I have absolutely no idea what to call him. My friends suggested, “My Tony.” and that was a great idea until the first time I said it and thought, “My LIttle Tony,” and burst into hysterical laughter. I don’t want to call him anything too fancy like, “paramour” or “mon cherie amour” because I am not into “Downton Abbey.”
This is something that probably bothers me more than it should. But after reading this New York Times article, “Unmarried Spouses Have a Way With Words,” I know I’m not alone.
But this pressure to call your significant other (too long) something is real. When I was younger, I liked the term “plus one” I saw it in an article and I was like, “Wow. That’s really cool.” But you try convincing a six-foot-seven Nigerian that “plus one” is even a thing, let alone a good thing. He’s fine with “my man” but claiming ownership in that way makes me uncomfortable. The hypocrite in me loves when he calls me his “girl” or “woman” or very recently, “my wife to be.”
I used to hate all this stuff. None of my last relationships were even called relationships. They were “situations.” So it’s strange to like being “claimed” the way Tony claims me. And all the PDA I used to hate, well, I don’t mind it so much anymore.

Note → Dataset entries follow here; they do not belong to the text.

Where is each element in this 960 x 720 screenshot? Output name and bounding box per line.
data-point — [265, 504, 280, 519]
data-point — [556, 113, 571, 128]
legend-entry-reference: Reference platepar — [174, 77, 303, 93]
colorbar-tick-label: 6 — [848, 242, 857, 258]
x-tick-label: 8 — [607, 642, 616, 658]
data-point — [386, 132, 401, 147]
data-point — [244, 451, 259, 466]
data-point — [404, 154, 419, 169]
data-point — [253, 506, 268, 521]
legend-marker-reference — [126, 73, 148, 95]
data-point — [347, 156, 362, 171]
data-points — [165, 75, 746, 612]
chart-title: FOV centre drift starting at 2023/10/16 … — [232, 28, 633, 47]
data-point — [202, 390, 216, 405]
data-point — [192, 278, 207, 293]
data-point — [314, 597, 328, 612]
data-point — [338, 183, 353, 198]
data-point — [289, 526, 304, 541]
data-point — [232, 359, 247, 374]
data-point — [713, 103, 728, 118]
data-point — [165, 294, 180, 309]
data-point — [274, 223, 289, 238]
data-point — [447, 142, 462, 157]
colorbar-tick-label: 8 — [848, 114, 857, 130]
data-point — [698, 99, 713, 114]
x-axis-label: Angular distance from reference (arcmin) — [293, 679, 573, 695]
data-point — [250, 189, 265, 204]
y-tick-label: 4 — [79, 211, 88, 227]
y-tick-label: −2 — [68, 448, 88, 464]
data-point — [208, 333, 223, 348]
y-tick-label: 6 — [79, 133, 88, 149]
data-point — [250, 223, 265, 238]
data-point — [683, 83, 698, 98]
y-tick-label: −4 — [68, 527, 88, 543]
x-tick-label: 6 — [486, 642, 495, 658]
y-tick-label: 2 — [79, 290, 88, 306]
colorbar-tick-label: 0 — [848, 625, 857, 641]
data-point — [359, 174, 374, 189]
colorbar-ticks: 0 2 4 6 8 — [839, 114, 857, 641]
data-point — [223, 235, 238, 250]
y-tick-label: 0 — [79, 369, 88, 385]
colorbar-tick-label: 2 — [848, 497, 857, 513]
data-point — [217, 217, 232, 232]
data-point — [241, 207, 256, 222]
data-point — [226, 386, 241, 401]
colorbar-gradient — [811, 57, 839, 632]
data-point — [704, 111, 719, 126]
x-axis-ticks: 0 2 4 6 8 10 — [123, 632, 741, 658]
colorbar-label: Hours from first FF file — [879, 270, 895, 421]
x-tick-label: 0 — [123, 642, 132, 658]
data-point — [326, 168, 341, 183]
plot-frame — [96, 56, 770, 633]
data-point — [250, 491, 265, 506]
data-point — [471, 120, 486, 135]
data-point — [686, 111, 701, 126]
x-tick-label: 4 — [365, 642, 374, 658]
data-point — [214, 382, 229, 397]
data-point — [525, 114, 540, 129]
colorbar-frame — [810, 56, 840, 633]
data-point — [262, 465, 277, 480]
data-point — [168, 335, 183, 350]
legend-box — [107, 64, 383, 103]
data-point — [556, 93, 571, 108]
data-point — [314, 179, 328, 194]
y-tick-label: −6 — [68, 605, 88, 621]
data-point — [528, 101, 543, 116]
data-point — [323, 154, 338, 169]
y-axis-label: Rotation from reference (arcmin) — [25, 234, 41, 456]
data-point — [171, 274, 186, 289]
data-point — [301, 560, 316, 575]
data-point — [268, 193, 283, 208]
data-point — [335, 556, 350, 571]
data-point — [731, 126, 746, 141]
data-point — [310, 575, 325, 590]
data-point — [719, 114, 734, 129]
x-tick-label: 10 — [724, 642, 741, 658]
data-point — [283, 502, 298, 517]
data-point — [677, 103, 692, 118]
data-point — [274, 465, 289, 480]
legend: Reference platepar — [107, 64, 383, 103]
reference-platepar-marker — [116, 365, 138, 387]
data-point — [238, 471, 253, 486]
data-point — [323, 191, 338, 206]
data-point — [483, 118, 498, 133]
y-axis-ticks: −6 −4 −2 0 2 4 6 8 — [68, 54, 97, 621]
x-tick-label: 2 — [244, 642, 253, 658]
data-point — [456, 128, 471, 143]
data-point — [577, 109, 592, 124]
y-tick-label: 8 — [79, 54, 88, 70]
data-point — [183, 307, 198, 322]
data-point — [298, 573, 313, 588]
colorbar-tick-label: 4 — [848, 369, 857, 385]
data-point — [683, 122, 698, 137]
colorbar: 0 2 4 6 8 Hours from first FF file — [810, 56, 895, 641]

I’m in Nigeria for another three weeks, working on launching my non-profit, the Siwe Project, here in four months. So Tony and I have a little more time to figure it all out. It’s all very fast and usually this would send me running for the hills, but this feels exactly like it’s supposed to feel. It just makes sense. If only I could figure out what to call it and him.
I’m thinking of going with, “This is my Hugh Grant in every movie ever.” Or, “You know that scene in Love Jones?” He won’t get it, but I will and it’ll mean a lot more than he’ll ever understand.